An aspiring singer-songwriter wakes up in a world where The Beatles never existed in Yesterday, an enjoyable if expectedly soppy romantic comedy from writer Richard Curtis (Love Actually, About Time) and director Danny Boyle (Slumdog Millionaire) that almost drowns in saccharine sentimentality during its second half.
Still, the movie has two things really going for it: a star-making turn from lead Himesh Patel, longtime Eastenders star making his feature film debut, and wall-to-wall use of wonderful (and, presumably, expensive) Beatles tunes inventively re-imagined by an artist struggling to precisely remember them.
Patel’s Jack Malik is that musician, who wakes up after a bus accident – and a mysterious global power outage – in a world exactly like ours, but one in which The Beatles never existed. Or Oasis. Or Coca-Cola. Or…
A struggling musician who plays pubs and children’s parties, Jack does what anyone in his shoes would in this Twilight Zone situation: recall and recreate every last Beatles song he can, and reap any rewards that might come his way.

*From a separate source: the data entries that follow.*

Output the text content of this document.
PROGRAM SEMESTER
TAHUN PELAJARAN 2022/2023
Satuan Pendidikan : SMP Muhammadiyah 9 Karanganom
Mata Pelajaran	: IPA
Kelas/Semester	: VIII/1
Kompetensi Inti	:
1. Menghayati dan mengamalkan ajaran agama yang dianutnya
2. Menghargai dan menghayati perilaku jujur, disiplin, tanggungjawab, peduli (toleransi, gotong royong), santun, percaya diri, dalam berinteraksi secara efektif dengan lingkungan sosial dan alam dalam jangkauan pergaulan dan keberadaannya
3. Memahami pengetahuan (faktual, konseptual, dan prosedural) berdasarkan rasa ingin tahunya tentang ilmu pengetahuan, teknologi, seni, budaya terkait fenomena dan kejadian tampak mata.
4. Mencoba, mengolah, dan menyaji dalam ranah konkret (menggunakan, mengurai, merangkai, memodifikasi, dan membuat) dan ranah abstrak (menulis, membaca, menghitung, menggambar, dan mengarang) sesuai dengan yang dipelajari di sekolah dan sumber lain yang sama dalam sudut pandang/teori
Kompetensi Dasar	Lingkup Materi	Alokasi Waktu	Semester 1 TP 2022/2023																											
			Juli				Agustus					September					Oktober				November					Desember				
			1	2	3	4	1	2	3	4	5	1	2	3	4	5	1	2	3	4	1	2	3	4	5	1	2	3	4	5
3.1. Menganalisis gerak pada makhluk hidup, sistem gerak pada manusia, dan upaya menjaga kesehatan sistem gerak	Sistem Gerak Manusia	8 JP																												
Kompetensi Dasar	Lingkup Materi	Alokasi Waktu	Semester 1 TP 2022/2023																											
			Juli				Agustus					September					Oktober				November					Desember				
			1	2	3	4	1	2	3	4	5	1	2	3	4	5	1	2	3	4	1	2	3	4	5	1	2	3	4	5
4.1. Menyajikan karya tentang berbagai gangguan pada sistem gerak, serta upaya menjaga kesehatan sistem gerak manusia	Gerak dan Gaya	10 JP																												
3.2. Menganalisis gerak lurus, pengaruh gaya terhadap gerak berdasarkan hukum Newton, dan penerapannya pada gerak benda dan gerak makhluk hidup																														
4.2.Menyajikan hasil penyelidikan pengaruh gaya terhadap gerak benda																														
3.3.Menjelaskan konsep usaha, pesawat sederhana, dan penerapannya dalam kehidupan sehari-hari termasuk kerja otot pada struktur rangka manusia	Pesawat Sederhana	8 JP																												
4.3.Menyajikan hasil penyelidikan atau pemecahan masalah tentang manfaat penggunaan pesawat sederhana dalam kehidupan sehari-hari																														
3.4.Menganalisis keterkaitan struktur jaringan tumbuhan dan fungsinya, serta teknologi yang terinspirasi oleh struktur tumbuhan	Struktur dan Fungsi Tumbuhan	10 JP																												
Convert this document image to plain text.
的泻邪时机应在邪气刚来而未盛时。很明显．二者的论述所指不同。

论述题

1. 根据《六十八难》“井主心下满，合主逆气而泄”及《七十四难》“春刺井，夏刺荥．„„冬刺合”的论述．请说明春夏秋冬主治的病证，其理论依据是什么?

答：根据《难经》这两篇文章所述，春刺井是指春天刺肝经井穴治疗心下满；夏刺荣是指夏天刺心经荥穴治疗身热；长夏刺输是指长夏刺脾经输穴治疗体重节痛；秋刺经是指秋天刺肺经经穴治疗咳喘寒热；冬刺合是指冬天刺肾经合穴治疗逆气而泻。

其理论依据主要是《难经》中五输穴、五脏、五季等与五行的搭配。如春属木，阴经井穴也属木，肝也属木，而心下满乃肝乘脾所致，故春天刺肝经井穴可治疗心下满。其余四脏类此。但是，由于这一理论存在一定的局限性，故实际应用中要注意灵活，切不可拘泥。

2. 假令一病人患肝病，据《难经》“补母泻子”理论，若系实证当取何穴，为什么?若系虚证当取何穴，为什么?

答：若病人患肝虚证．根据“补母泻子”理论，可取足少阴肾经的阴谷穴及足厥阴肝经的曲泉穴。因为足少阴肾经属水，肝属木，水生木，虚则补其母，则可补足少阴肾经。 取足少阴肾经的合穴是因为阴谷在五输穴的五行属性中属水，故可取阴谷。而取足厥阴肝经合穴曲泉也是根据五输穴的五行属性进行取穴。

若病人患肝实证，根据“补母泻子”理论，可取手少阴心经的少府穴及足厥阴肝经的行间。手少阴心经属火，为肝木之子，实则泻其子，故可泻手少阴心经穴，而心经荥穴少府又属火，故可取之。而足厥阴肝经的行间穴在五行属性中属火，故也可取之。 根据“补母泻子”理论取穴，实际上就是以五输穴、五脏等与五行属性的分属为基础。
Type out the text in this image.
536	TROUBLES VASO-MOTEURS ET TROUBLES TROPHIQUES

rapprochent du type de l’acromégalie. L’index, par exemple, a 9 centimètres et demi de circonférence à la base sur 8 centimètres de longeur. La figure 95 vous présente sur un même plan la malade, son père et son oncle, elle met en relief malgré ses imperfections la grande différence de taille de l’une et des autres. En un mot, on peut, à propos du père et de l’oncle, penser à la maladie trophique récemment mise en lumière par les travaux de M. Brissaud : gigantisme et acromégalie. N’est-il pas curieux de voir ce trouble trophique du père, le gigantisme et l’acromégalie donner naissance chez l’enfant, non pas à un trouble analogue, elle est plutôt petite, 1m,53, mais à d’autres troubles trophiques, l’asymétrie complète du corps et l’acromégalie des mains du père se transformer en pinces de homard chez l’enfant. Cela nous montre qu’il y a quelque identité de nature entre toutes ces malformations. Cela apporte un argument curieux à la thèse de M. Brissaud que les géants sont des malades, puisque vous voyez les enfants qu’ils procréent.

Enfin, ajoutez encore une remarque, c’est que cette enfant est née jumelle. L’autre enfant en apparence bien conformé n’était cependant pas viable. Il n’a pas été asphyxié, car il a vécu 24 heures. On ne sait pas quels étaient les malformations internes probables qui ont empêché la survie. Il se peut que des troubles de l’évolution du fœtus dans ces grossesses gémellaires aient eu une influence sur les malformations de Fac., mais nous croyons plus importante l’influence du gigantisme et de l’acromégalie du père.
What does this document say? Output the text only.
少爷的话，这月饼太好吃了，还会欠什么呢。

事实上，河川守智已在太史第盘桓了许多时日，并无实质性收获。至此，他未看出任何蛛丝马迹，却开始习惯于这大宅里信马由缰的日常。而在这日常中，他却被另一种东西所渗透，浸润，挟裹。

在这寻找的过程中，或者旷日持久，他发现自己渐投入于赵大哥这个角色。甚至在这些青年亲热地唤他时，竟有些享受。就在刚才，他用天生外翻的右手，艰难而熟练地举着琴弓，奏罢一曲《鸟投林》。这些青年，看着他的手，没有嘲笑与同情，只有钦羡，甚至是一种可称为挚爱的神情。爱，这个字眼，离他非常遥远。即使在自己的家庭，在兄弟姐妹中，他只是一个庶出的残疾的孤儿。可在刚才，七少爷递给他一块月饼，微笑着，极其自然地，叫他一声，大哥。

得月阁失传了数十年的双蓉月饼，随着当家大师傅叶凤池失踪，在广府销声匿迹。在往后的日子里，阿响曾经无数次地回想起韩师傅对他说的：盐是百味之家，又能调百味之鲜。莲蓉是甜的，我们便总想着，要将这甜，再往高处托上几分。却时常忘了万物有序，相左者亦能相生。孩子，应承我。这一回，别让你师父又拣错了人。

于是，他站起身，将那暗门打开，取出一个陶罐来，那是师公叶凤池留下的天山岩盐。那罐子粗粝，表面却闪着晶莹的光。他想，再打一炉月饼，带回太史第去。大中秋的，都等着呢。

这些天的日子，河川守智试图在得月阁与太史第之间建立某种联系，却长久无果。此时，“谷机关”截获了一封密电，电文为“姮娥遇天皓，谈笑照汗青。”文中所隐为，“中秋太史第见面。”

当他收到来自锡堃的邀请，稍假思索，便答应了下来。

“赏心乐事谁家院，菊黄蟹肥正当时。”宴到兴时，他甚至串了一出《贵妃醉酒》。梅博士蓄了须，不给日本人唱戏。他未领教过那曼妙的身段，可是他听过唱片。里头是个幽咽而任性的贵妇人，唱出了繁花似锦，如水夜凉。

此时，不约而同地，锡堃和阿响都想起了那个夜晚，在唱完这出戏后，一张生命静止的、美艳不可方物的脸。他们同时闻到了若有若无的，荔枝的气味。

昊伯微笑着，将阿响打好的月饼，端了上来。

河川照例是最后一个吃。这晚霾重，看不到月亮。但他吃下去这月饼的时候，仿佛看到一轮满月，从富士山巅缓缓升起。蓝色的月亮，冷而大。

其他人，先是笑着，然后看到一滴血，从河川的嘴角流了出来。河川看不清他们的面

The songs aren’t really his, of course – – but does it matter? Jack is either completely delusional, or has slipped into a Mandela Effect alternate timeline. Either way, Yesterday has created a world where everyone isn’t going to suddenly wake up and remember The Beatles and discover that Jack is actually a fraud.
But Yesterday puts Jack through the ringer anyway, laying on the guilt through gotcha dream sequences and a pair of wide-eyed extras who hint that The Beatles may not be as forgotten as everyone else seems to (not) remember. But Jack is bringing joy to the world through The Beatles’ music, and if he happens to accrue some fame and wealth along the way, well, is that so bad?
Yesterday eventually hits the right notes regarding the main Beatles storyline, and the inventive covers – all sung by Patel – help keep the movie afloat even when the light sci-fi concept turns too vague or weird to fully comprehend.
But this wouldn’t be a Richard Curtis movie without a sickly-sweet romantic subplot, and it’s in this area that Yesterday starts to melt. The romance angle involves Jack’s childhood friend and longtime manager Ellie (Lily James), who drops a bombshell on him just as he’s about to embark on his Beatle-themed journey: she’s been in love with him for the past 20 years.
Jack is shocked, and takes time to fully process what his best friend has just told him – – he clearly cares about Ellie, but needs to evaluate exactly how he feels about her. By the time he realizes that he, too, is in love with Ellie, it’s too late. In the script’s biggest misstep, Ellie goes as far as to issue an ultimatum: stick around in small-town England, or go and become the world’s biggest pop star and lose me forever.
Back Jack has done nothing wrong throughout the entirety of Yesterday, a fact that Patel’s empathetic performance helps underline: his appropriation of The Beatles’ music may be morally dubious, but his treatment of Ellie is certainly not. The manufactured drama surrounding their relationship helps sour much of the second half of the film.
That’s still not enough to sink the film, however: a rare down-the-middle mainstream rom-com from director Boyle, Yesterday is undeniably a toe-tapping crowdpleaser, and one that has a lot of fun with its high-concept premise. For any fan of The Beatles and their music, the new arrangements sung by Patel here are just about irresistible.
Ed Sheeran (playing himself) and Kate McKinnon (as Jack’s devious L.A. agent) appear in key supporting roles.